拓の元の世界での生活で、普通の生活で人を殺める事はない。
それどころか、動物も自分で殺めて捌く事すら殆どの人は行ったことはなかった。
それはニュース等で見聞きする非日常。
その世界で何十年も生きてきた以上、仕方が無いだろう。

拓がまともに食事が出来る様になって、ガラはあえて拓と剣での打ち合いを行う。
対人戦で精神的にショックを受けた冒険者が、剣での打ち合いが出来なくなる場合がある。
酷い場合には、剣を持つだけで恐怖心を掻き立てられる。

「拓さんは、精神的にも大丈夫みたいだな。」
「心配かけたね。ガラのお陰で、助かったよ。ありがとう。」

ガラと拓が剣での打ち合いをしているのを見つけて、ニック、ジョン、アンリがやってきた。

「拓さん、もう大丈夫ですか。」
「巻き込んでしまい、申し訳ありませんでした。」
「私達の所為で、ごめんなさい。」

拓を心配し、謝る3人に

「大丈夫、大丈夫。もう、この通り元気になったから。
 それに悪いのはメッサリナで、今回は自分でやることを決めた事だから。
 大体、子供を狙う腐った連中は嫌いなんだ。」

フォスターと同じ事を言う拓に、ニックは少し笑ってしまった。

「これでも僕は拓さんと同じ年なんですよ。
 拓さんって、本当にフォスターさんと似ていますね。」

血は繋がっていないが、そう言われて拓は喜んでいた。
その後、襲撃は無くガレド商会の総会が終わった。


それから暫くして

「拓さん、ガラさん、居ますか。
 店の方にガレド商会の方々が来られていて、大将が2人にも来て欲しいとの事です。

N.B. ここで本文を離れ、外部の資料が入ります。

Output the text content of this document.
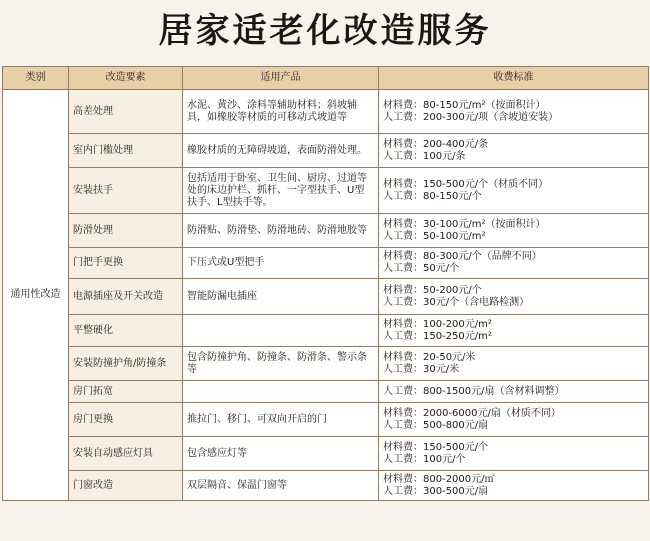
居家适老化改造服务
类别	改造要素	适用产品	收费标准
通用性改造	高差处理	水泥、黄沙、涂料等辅助材料；斜坡辅具，如橡胶等材质的可移动式坡道等	材料费：80-150元/m²（按面积计）
人工费：200-300元/项（含坡道安装）

	室内门槛处理	橡胶材质的无障碍坡道，表面防滑处理。	材料费：200-400元/条
人工费：100元/条

	安装扶手	包括适用于卧室、卫生间、厨房、过道等处的床边护栏、抓杆、一字型扶手、U型扶手、L型扶手等。	材料费：150-500元/个（材质不同）
人工费：80-150元/个

	防滑处理	防滑贴、防滑垫、防滑地砖、防滑地胶等	材料费：30-100元/m²（按面积计）
人工费：50-100元/m²

	门把手更换	下压式或U型把手	材料费：80-300元/个（品牌不同）
人工费：50元/个

	电源插座及开关改造	智能防漏电插座	材料费：50-200元/个
人工费：30元/个（含电路检测）

	平整硬化		材料费：100-200元/m²
人工费：150-250元/m²

	安装防撞护角/防撞条	包含防撞护角、防撞条、防滑条、警示条等	材料费：20-50元/米
人工费：30元/米

	房门拓宽		人工费：800-1500元/扇（含材料调整）

	房门更换	推拉门、移门、可双向开启的门	材料费：2000-6000元/扇（材质不同）
人工费：500-800元/扇

	安装自动感应灯具	包含感应灯等	材料费：150-500元/个
人工费：100元/个

	门窗改造	双层隔音、保温门窗等	材料费：800-2000元/㎡
人工费：300-500元/扇
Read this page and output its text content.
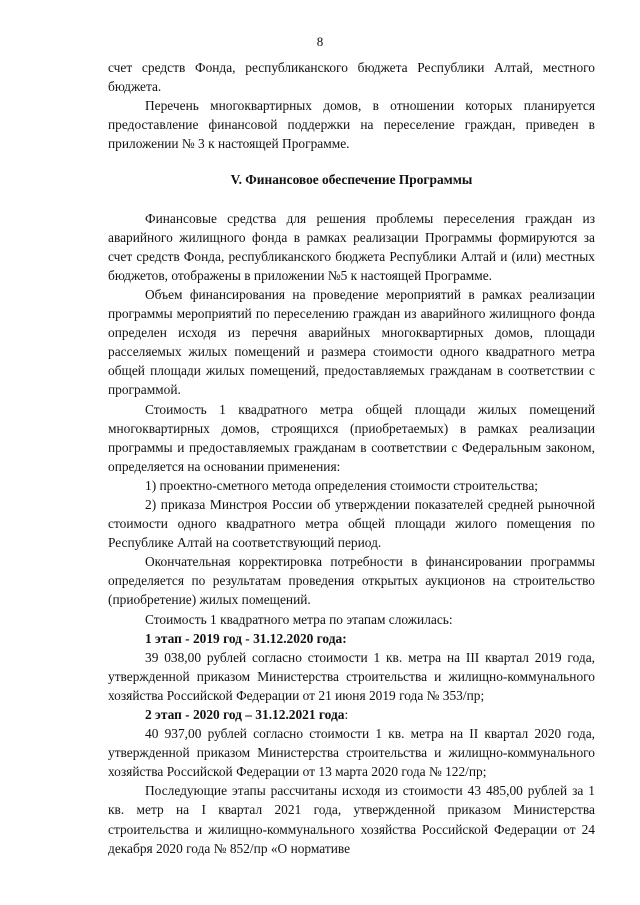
8

счет средств Фонда, республиканского бюджета Республики Алтай, местного бюджета.

Перечень многоквартирных домов, в отношении которых планируется предоставление финансовой поддержки на переселение граждан, приведен в приложении № 3 к настоящей Программе.

V. Финансовое обеспечение Программы

Финансовые средства для решения проблемы переселения граждан из аварийного жилищного фонда в рамках реализации Программы формируются за счет средств Фонда, республиканского бюджета Республики Алтай и (или) местных бюджетов, отображены в приложении №5 к настоящей Программе.

Объем финансирования на проведение мероприятий в рамках реализации программы мероприятий по переселению граждан из аварийного жилищного фонда определен исходя из перечня аварийных многоквартирных домов, площади расселяемых жилых помещений и размера стоимости одного квадратного метра общей площади жилых помещений, предоставляемых гражданам в соответствии с программой.

Стоимость 1 квадратного метра общей площади жилых помещений многоквартирных домов, строящихся (приобретаемых) в рамках реализации программы и предоставляемых гражданам в соответствии с Федеральным законом, определяется на основании применения:

1) проектно-сметного метода определения стоимости строительства;

2) приказа Минстроя России об утверждении показателей средней рыночной стоимости одного квадратного метра общей площади жилого помещения по Республике Алтай на соответствующий период.

Окончательная корректировка потребности в финансировании программы определяется по результатам проведения открытых аукционов на строительство (приобретение) жилых помещений.

Стоимость 1 квадратного метра по этапам сложилась:

1 этап - 2019 год - 31.12.2020 года:

39 038,00 рублей согласно стоимости 1 кв. метра на III квартал 2019 года, утвержденной приказом Министерства строительства и жилищно-коммунального хозяйства Российской Федерации от 21 июня 2019 года № 353/пр;

2 этап - 2020 год – 31.12.2021 года:

40 937,00 рублей согласно стоимости 1 кв. метра на II квартал 2020 года, утвержденной приказом Министерства строительства и жилищно-коммунального хозяйства Российской Федерации от 13 марта 2020 года № 122/пр;

Последующие этапы рассчитаны исходя из стоимости 43 485,00 рублей за 1 кв. метр на I квартал 2021 года, утвержденной приказом Министерства строительства и жилищно-коммунального хозяйства Российской Федерации от 24 декабря 2020 года № 852/пр «О нормативе
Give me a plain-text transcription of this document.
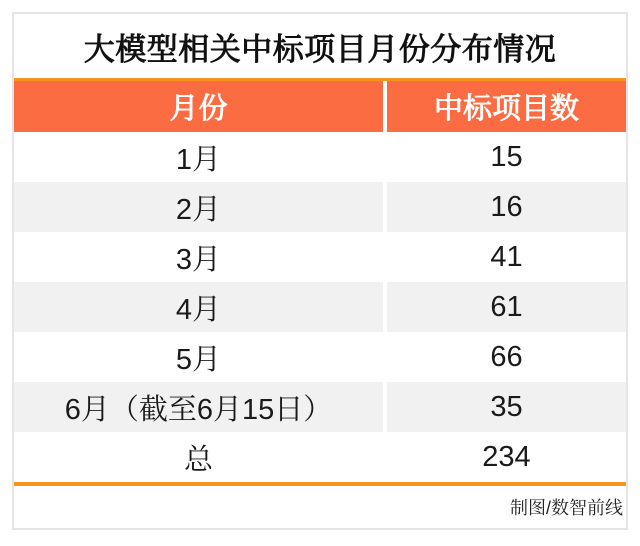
大模型相关中标项目月份分布情况
月份	中标项目数
1月	15
2月	16
3月	41
4月	61
5月	66
6月（截至6月15日）	35
总	234
制图/数智前线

」
 
ゴンが拓とガラを呼びに来た。
2人がゴンに連れられて行くと、
騎士団の人が2人いて、他にニック、ジョン、アンリに護衛のジルとロイ、そして男が1人 アーネスと話をしていた。

「来たな。討伐した盗賊の検証が終わったらしい。
 それから、こちらはヨーゼフ殿。ガレド商会の当主だ。
 こちらは拓とガラ、私と家族同然の付き合いをさせてもらっている。」

アーネスが紹介をすると

「拓殿、ガラ殿、この度は子供達を救ってくれてありがとうございます。」

ヨーゼフが礼を言うと、皆が頭を下げた。